Other variations on the foregoing methods include a phase-in of the payment of the tail by the employer (e.g., the employer pays one-third of the tail if employment ends in the first year, two-thirds of the tail if employment ends in the second year and all of the tail if it ends in the third year or later). In addition, many employers will require that the employee pay for tail coverage if he or she violates his or her restrictive covenant; in such instances where the tail has already been paid by the employer, the employee would be required to immediately repay the cost of the tail to the employer upon a violation of the restrictive covenant.

The issue of dealing with the payment of tail coverage also can affect the buy-out of a physician-shareholder from a group. Many physicians and physician groups are now subtracting the cost of tail coverage from the separation pay, deferred compensation and/or ownership interest purchase price to which a shareholder would be entitled when departing a physician group. As the cost of tails skyrocket, many groups feel that the payment of separation pay and tail coverage is a “double dip” that cannot be afforded by the group.

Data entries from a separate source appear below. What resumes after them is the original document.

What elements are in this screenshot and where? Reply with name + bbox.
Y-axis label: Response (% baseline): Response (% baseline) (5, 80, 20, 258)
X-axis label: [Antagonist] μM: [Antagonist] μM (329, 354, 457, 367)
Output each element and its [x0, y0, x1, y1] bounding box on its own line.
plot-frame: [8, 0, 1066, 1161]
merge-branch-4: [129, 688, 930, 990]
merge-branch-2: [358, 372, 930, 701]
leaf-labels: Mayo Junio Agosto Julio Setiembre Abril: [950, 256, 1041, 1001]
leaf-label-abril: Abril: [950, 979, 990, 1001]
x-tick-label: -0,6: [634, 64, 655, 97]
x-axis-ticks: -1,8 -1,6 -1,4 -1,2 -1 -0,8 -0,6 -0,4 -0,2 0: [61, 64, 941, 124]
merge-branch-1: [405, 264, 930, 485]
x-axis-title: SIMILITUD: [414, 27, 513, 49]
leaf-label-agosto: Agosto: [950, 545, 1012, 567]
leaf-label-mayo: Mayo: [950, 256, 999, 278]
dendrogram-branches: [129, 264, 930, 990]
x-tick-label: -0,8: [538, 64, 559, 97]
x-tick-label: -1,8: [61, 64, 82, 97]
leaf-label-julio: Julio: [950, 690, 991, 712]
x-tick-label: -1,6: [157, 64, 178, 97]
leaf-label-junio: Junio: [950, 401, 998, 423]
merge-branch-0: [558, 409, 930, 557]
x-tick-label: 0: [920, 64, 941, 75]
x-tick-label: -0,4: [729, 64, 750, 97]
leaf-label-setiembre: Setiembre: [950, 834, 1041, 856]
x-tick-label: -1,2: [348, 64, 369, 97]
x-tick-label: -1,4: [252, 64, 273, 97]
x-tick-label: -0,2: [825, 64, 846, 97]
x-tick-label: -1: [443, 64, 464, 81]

Even when the employee is required to obtain tail coverage, it is important for the employer to make sure that that policy has been obtained. If an employee fails to maintain such a tail policy and the physician and the employer are sued for malpractice, the lack of insurance coverage on behalf of the employee will leave the employer with exposure for any possible liabilities that may occur (under the legal theory of respondeat superior, in which an employer may be held liable for the actions of its employee).

As you can see, there is no one “right” way to handle the payment of tail coverage after the termination of a physician’s employment. Hopefully, the foregoing article has given you ideas as to different options there are available to you.

Michael R. Burke, Esq., is a shareholder with the health care law firm of Kalogredis, Sansweet, Dearden and Burke, Ltd., located in Wayne, PA.